After yesterday’s full day trip to the Argentinian side of the waterfalls, we had slow and long morning. Managed to take a bus at 10:30am. The bus company is called Crucero Del Norte, the bus runs on a schedule from terminal omnibus in Puerto Iguazu and the ticket they sell at the till outside is to Cataratas for 80 pesos return journey. The bus is more comfortable than the Rio Uruguay bus to Argentinian side. They have set return journey times and you can see them while you are buying the ticket at their till. Those times are in Argentinian time! There is one hour time difference between Argentina and Brasil.
When the bus stops at Argentinian border before the bridge joining Argentina and Brasil, you need to get off the bus and get an Argentinian exit stamp to your passport. As you go through the immigration, the yellow bus waits at the exit for all passengers to get back in. Then it continues to the other side of the bridge to Brasil border. Here the bus stops and the driver spoke something in Spanish. Half of the passengers left the bus, half stayed, did not understand, or didn’t need to leave the bus. We asked someone if they can translate to us. Luckily someone could help us.

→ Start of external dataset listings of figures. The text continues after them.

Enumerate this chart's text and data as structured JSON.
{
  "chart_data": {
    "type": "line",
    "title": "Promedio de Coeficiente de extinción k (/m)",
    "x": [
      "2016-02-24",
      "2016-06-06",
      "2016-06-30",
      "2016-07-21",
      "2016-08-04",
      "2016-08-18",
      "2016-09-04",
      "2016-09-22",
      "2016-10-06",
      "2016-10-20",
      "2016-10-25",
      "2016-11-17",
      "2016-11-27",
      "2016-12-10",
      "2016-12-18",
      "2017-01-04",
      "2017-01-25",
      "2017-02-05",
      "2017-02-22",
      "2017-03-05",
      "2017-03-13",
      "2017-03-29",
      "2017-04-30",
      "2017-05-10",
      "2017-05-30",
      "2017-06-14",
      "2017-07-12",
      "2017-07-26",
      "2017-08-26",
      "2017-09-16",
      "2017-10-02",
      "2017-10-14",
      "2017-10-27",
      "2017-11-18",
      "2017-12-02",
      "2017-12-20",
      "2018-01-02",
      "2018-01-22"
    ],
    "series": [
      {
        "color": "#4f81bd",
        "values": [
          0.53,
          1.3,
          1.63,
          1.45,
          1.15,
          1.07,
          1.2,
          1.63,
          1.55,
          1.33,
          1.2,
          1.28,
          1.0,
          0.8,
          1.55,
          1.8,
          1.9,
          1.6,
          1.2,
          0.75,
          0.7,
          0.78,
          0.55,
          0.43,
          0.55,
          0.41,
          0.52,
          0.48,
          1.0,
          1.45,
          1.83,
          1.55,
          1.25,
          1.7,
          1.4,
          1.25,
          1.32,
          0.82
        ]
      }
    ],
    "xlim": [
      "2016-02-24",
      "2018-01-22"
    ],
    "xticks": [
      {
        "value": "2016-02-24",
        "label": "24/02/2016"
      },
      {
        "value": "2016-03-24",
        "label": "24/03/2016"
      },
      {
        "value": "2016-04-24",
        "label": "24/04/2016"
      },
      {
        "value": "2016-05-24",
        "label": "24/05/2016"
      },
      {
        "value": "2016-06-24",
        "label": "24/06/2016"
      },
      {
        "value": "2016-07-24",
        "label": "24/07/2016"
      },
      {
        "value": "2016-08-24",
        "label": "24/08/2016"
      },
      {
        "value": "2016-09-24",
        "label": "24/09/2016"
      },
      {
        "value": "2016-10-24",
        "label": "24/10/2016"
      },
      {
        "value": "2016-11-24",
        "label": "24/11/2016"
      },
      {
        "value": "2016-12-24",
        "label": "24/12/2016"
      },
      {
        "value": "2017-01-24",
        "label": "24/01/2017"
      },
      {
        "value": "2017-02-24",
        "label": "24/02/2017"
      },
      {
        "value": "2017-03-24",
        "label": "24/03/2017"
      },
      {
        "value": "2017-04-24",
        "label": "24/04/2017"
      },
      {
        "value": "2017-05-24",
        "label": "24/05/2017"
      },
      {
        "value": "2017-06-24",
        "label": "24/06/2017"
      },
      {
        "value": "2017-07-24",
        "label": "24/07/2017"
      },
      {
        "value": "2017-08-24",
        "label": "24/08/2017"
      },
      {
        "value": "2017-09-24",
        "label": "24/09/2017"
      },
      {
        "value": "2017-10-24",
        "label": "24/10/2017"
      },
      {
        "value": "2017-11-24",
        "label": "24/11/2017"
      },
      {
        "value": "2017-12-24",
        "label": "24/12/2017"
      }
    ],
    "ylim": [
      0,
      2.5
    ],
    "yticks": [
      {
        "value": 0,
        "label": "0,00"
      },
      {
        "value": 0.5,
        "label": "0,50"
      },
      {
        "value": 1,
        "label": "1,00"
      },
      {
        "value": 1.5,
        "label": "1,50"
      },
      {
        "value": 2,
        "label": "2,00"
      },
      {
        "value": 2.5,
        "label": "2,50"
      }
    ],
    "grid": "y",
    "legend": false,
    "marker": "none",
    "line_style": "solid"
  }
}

If you are not Brazilian, you need to get off the bus to get Brasil entry stamp. Otherwise you wouldn’t be able to get back to Argentina. So make sure you get the stamp to your passport. At the immigration only asked if I’m going to see the cataratas. Then you get back on the bus and continue the journey to the waterfalls.

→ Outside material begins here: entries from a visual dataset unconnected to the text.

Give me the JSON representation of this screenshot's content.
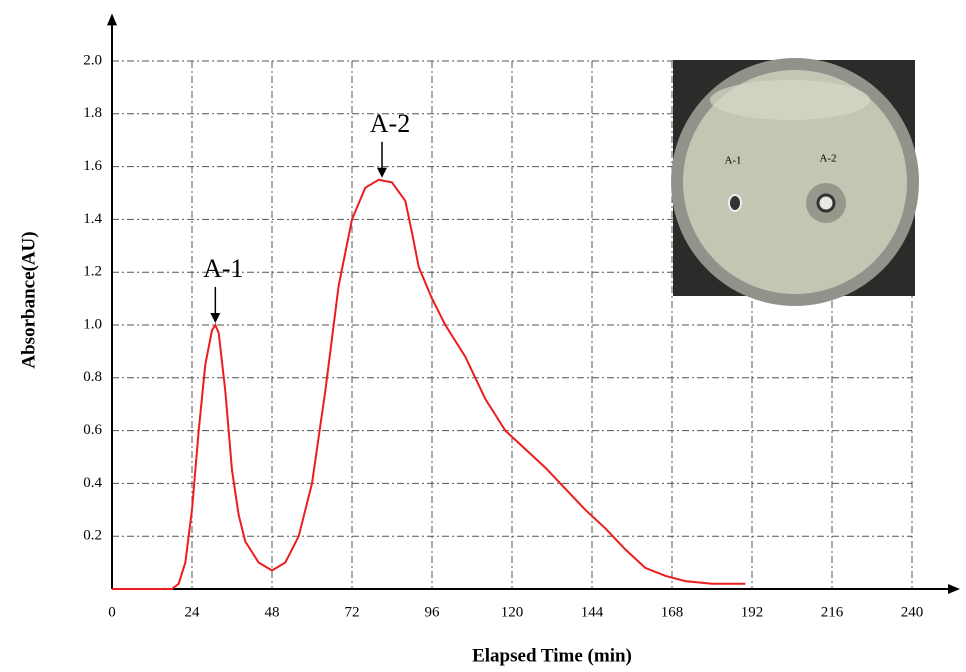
{
  "chart_data": {
    "type": "line",
    "x_label": "Elapsed Time (min)",
    "y_label": "Absorbance(AU)",
    "x": [
      0,
      18,
      20,
      22,
      24,
      26,
      28,
      30,
      31,
      32,
      34,
      36,
      38,
      40,
      44,
      48,
      52,
      56,
      60,
      64,
      68,
      72,
      76,
      80,
      84,
      88,
      90,
      92,
      96,
      100,
      106,
      112,
      118,
      124,
      130,
      136,
      142,
      148,
      154,
      160,
      166,
      172,
      180,
      190
    ],
    "values": [
      0,
      0,
      0.02,
      0.1,
      0.3,
      0.6,
      0.85,
      0.98,
      1.0,
      0.97,
      0.75,
      0.45,
      0.28,
      0.18,
      0.1,
      0.07,
      0.1,
      0.2,
      0.4,
      0.75,
      1.15,
      1.4,
      1.52,
      1.55,
      1.54,
      1.47,
      1.35,
      1.22,
      1.1,
      1.0,
      0.88,
      0.72,
      0.6,
      0.53,
      0.46,
      0.38,
      0.3,
      0.23,
      0.15,
      0.08,
      0.05,
      0.03,
      0.02,
      0.02
    ],
    "color": "#ee1c1c",
    "xlim": [
      0,
      252
    ],
    "ylim": [
      0,
      2.15
    ],
    "xticks": [
      0,
      24,
      48,
      72,
      96,
      120,
      144,
      168,
      192,
      216,
      240
    ],
    "yticks": [
      0.2,
      0.4,
      0.6,
      0.8,
      {
        "value": 1,
        "label": "1.0"
      },
      1.2,
      1.4,
      1.6,
      1.8,
      {
        "value": 2,
        "label": "2.0"
      }
    ],
    "grid": true,
    "annotations": [
      {
        "text": "A-1",
        "x": 31,
        "y": 1.0
      },
      {
        "text": "A-2",
        "x": 81,
        "y": 1.55
      }
    ],
    "inset_labels": [
      "A-1",
      "A-2"
    ]
  }
}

At the main entrance to iguazu park, you immediately see the difference to the Argentinian side. Much cleaner, a lot of employees to help you, good signs in English, automated kiosks to get the tickets and pay using payment card. Note that at the Argentinian side you can pay only in cash in pesos! Here at the Brazilian side pesos, reals, dollars, payment cards. The automated kiosk is excellent, English, easy, all types of payment card and there are no queues.
With the ticket, you get through the entry gate and get on a free tourist bus to get you to the trail. First two stops are for paid experiences, the third one is start of the trail. The trail is not long. The whole thing took us only maybe three hours including entry end exit. We caught rain for about 30 minutes around the busiest area at the devils throat ramp. Used a lift to another viewing platform and had small packed lunch, we prepared in our hotel, at food court. Here they don’t allow coati to get to people. In the Argentinian side they don’t care.
Back at the entrance we waited for our bus at the same place they dropped us off. I think the bus was at 14:50. Again, don’t forget to get exit Brazilian stamp and entry Argentinian stamp to your passport.
Back in Puerto Iguazu the usual thing - supermarket (280 pesos). And this evening also dinner in restaurant called Peruano. Paid 450 pesos, good value for what we got.